In tale prospettiva, secondo la tesi del ricorrente, una possibile mancanza del requisito reddituale previsto dal Testo Unico, può emergere solo utilizzando un parametro valutativo elastico e non formale, che si spinga oltre i meri estratti risultanti dagli archivi dell’INPS, e guardi alla sussistenza di ogni possibile attività lavorativa “rebus sic stanti bus” e secondo il principio della “prognosi del reddito futuro”, presumendo che in un futuro prossimo esisterà il requisito prescritto dalla normativa di settore.

Tuttavia, come stabilito dal Giudice di seconde cure,  l’articolo 4, comma 3, del T.U.I. permette di rilasciare il permesso di soggiorno, nonché di rinnovarlo, solamente in favore di chi provi il possesso di una rendita minima che sia bastevole al proprio mantenimento di tutta la sua (eventuale) famiglia.

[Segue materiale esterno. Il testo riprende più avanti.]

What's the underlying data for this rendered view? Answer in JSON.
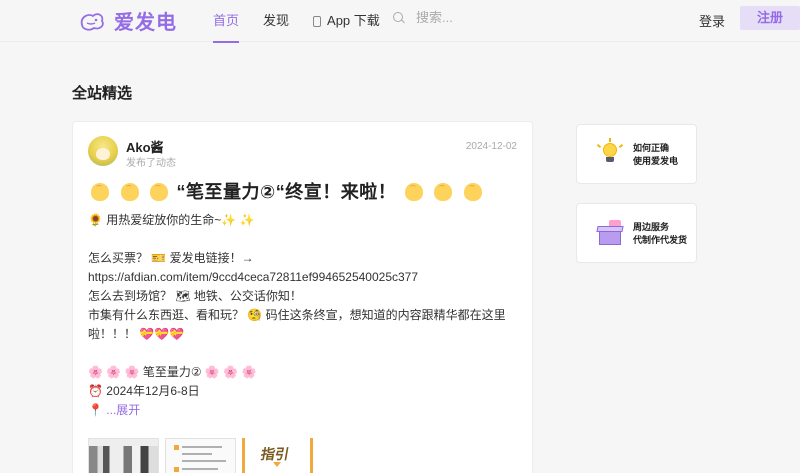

Il requisito della Rendita Minima

Si tratta di un requisito che è letto alla luce di un criterio di stretta interpretazione, non consentendo una diversa lettura parte delle Amministrazioni pubbliche, in quanto sancito dal legislatore in rapporto al totale dell’assegno sociale annuo, secondo quanto meglio chiarito dagli articoli 29, comma 3, lett b) e 22, comma 11, T.U.I..

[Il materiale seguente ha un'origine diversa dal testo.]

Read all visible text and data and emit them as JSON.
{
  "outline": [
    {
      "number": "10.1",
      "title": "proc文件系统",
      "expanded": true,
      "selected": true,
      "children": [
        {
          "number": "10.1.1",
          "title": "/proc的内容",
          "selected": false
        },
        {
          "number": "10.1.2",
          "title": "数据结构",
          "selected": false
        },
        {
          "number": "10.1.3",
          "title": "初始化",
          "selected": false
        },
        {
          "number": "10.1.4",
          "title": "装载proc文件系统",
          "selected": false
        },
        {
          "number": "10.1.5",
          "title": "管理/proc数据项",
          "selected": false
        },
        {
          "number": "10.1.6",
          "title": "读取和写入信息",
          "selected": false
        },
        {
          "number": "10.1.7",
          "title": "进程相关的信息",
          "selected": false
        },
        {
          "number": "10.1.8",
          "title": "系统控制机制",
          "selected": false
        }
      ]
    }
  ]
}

Nel caso di specie non è stato provato che il richiedente possedesse la soglia minima del prescritto requisito del reddito da lavoro, che avrebbe dovuto essere maturato nei due anni precedenti la presentazione della domanda di rinnovo del permesso di soggiorno per lavoro subordinato, né rileva in senso contrario l’eventuale svolgimento di attività lavorativa sorta in epoca successiva alla emanazione del provvedimento di diniego.

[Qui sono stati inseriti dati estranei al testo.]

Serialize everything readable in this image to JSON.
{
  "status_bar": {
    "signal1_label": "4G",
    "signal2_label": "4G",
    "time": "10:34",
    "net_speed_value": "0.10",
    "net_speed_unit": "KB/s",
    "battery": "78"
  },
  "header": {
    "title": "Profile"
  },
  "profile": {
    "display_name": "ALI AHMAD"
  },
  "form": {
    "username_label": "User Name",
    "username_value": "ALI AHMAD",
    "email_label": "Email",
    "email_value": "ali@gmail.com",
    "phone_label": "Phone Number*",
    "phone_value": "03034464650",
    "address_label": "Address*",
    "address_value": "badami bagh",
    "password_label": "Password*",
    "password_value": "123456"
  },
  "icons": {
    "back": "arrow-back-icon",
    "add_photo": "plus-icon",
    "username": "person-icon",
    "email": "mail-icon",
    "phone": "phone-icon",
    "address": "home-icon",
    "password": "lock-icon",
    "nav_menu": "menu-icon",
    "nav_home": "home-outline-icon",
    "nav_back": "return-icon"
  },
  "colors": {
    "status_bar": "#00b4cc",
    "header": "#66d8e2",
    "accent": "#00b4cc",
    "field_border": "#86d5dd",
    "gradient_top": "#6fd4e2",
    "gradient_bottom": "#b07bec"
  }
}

L’orientamento maggioritario della giurisprudenza amministrativa considera il requisito reddituale minimo per ottenere il rinnovo del permesso di soggiorno una condizione soggettiva ineludibile, in quanto finalizzata a scongiurare l’inserimento di individui che non siano in grado di mettere a disposizione della comunità una contropartita in termini di lavoro e di compartecipazione al gettito fiscale pubblico; d’altronde, dimostrare di possedere un reddito di lavoro è tendenzialmente garanzia che il cittadino extracomunitario sia estraneo ad ogni possibile provento economico proveniente da attività illecite (cfr. ex multis Cons. Stato, 2 novembre 2017, n. 5082).